Limitation of the Study
We provide all available evidence about machine learning models of human ultrasound images in prostate cancer diagnosis. However, none of the articles shows the same output parameters to generate a quantitative analysis. Our approach included a comprehensive search of multiple databases as well as other sources for relevant publications. Since we restricted our literature search in English, some articles in other languages may be missed out. The major weakness of this study is low to moderate quality of included studies and the limited number of studies. Although there was only limited evidence, we managed to analyse the predominant findings comprehensively.
Conclusions
Machine learning with neural network models is a potential technology in prostate cancer that could provide instant information for further workup with relatively high accuracy above 70% of sensitivity/specificity and above 0.5 of ROC-AUC value. Image-based machine learning models would be helpful for doctors to decide whether or not to perform a prostate biopsy.
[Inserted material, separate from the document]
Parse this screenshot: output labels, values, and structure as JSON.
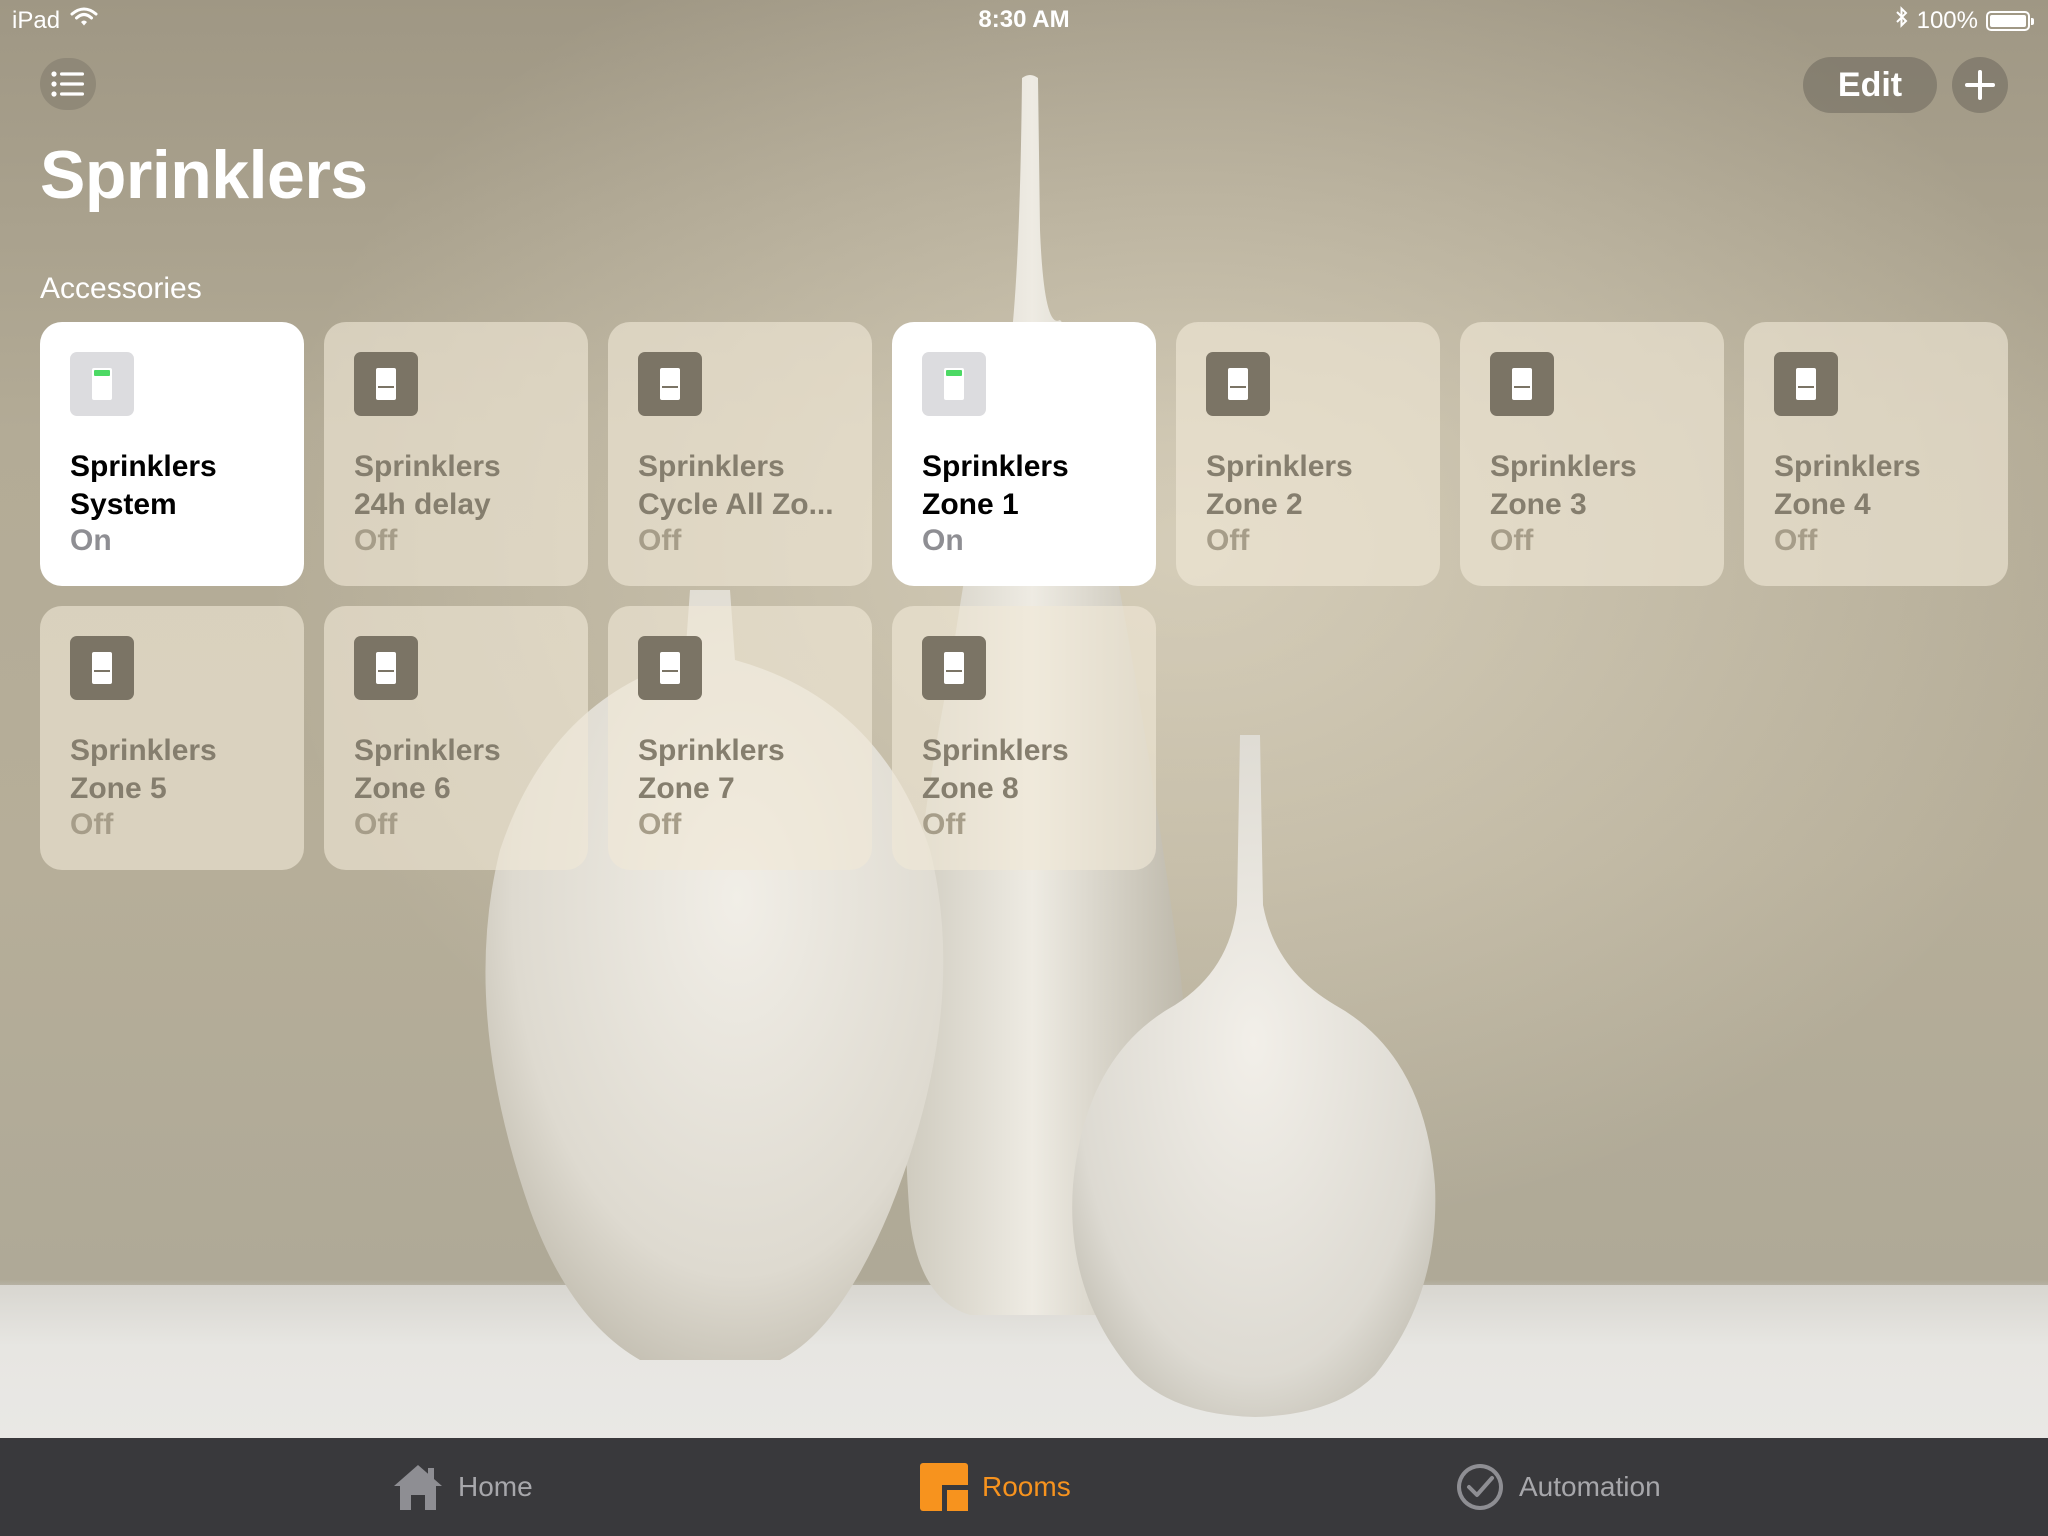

Future development of this technology will be further beneficial in making a diagnosis and treatment evaluation and patient prognosis.
Data Availability
All relevant data are within the manuscript and its Supporting Information files.
Conflict of Interest
The authors report no conflict of interest. The authors alone are responsible for the content and writing of this article.
Funding
We have no funding providers on this paper.
Acknowledgement
Technical assistance and critical advice are provided by the staff of the Department of Urology, Ciptomangunkusumo National Hospital.